6. Describe Ellen’s relationship with Jonathan. Why does she remain interested in a man who does not treat her well? How does Ellen’s relationship with Jonathan compare and contrast to her relationship with her father? Were you surprised by Jonathan’s betrayal? Why do you think he turned on Ellen?
7. In reference to her father, Ellen says: “He divided women into groups . . . the intellectual twins, the woman of the mind and the one of the heart . . . I had the misfortune to be designated the heartless one, my mother the mindless one. It was a disservice to us both but, on balance, I think she got the better deal” (p. 281). Discuss the meanings, and implications, of these categorizations.

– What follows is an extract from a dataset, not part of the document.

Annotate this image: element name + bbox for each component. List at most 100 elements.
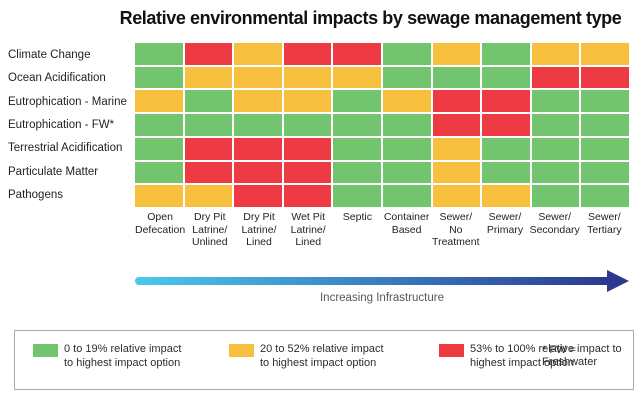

8. Discuss the reactions to Kate’s cancer diagnosis, and the progression of the disease, both within the Gulden family (Kate, Ellen, George, Brian and Jeff) and in their small town (the Minnies, etc). Were you surprised by any of the reactions? How and why?
9. Against Ellen’s wishes, Dr. Cohn sends Nurse Teresa Guerrero to help care for Kate. How does Teresa fit in with the Gulden family? Do you agree with Ellen, when she thinks that Teresa helped her as much, if not more, than she helped Kate? How?
10. When Kate died, what did you think happened? Were you surprised to learn about the morphine overdose? Before you learned the truth, did you think it was Ellen, George, or Kate who had administered the lethal dose? Did you ever think it could have been an accident?
11. Mrs. Forburg, Ellen’s former English teacher, bails Ellen out of jail and lets her stay at her home during the indictment media frenzy. Why does Mrs. Forburg take such a risk?
12. Were you surprised by the grand jury’s decision? If you thought Ellen would or would not be indicted, explain why. Do you think the jury’s decision was realistic?
13. At the end of the novel, Ellen sees her father for the first time in eight years. About the death of her mother, she says, “Someday I will tell my father. Someday soon, I imagine, although there is great temptation to leave the man I once thought the smartest person on earth in utter ignorance” (p. 287). Do you think Ellen will tell her father what happened? Why or why not? Would you, if you were in her shoes?